凌夜被托起身,听他沉厚的声音在耳边问起,只觉这力道坚定无比,又熟悉至极。
他已不甚清醒,喘息声若有似无。
“我……疼,四哥……”
接着便晕了过去。
可惜萧骋未能听清那两字。
落月居中,凌夜昏睡了整整三日。
除去腿上刑伤,在断坡滚落的擦伤撞伤亦不计其数,其中最为严重的便是手掌与腰背,近乎磨掉了一层皮,整个人当晚便起了高热。
汤圆独自一人,日夜不敢懈怠地照料,每日按时为他清洗换药,多少次见夜哥痛得在梦中申银,却都没有醒来。

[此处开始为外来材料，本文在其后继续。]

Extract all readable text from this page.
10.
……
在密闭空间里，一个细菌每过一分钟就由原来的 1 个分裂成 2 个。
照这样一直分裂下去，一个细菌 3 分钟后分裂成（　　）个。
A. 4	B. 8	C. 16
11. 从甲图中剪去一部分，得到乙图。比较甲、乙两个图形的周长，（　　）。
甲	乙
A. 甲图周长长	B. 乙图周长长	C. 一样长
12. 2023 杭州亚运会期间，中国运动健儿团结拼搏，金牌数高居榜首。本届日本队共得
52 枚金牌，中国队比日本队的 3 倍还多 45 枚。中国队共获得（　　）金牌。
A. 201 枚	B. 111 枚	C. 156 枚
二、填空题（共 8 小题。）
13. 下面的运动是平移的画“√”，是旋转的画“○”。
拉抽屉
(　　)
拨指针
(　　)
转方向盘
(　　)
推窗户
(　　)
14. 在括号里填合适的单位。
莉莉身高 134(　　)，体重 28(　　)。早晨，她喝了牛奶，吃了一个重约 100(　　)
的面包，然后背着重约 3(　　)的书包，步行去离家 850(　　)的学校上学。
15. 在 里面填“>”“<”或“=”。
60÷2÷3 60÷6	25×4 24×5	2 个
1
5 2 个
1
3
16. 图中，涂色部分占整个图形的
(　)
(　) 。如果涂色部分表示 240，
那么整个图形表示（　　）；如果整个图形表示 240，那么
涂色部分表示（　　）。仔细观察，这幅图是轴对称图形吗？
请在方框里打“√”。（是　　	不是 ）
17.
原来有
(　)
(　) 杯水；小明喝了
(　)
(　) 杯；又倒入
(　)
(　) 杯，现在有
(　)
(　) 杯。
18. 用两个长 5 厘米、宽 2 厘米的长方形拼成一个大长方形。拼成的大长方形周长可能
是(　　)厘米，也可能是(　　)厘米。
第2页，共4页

公主上次允他支取的名贵伤药用完,汤圆瞧瞧自己房中的粗劣药草,不忍夜哥痛上加痛,偷偷去求冯伯,容他再支出一些,他用这两月的军饷抵上。
冯礼仁慈,许他直接拿去了。
第四日晨间,汤圆才刚将浸了黄酒的帕子敷上,凌夜放在身侧的手便是一紧,将一声呜咽吞了回去。
汤圆惊喜:“夜哥,你醒啦!”
随后见他忍得辛苦,又恨不得替他哭上一把:“夜哥,你疼就喊出来吧,这儿没有别人。”
凌夜蹙紧了眉,冷汗淋漓,缓缓睁开眼,半晌后才找回思绪。
蓦一开口,嗓音异常沙哑:“公主如何了……”
汤圆鼻间一酸,公主身子金贵,有一大堆人照顾着、伺候着,自然早已无事,可夜哥呢,又有谁在意他的死活。
他抿着唇不想答话。
凌夜见此,大抵猜到几分,寞然又阖上了眼。
三日后,他伤口结痂,能下床的第一日,便叫汤圆扶他出了院子。
汤圆百般劝阻,他的伤口乱动怕是会裂开,可凌夜半边身子压在他身上,只费力地落过去一眼,便叫他不敢再言。
他并非是要去见云倾,而是要去后院的马棚。
炽烈乃马中战神,凌风又身强体健,灵敏矫捷,云倾与它已配合默契,仅仅是驾过一个拐角而已,不会出这种岔子。
这事实在太过蹊跷,他要去查,查那道风声。
以云倾平日做派,在朝中不该树敌,唯一有可能得罪过的便是谢明暄,可谢盈行事谨慎,老谋深算,绝不会出如此蠢招报复。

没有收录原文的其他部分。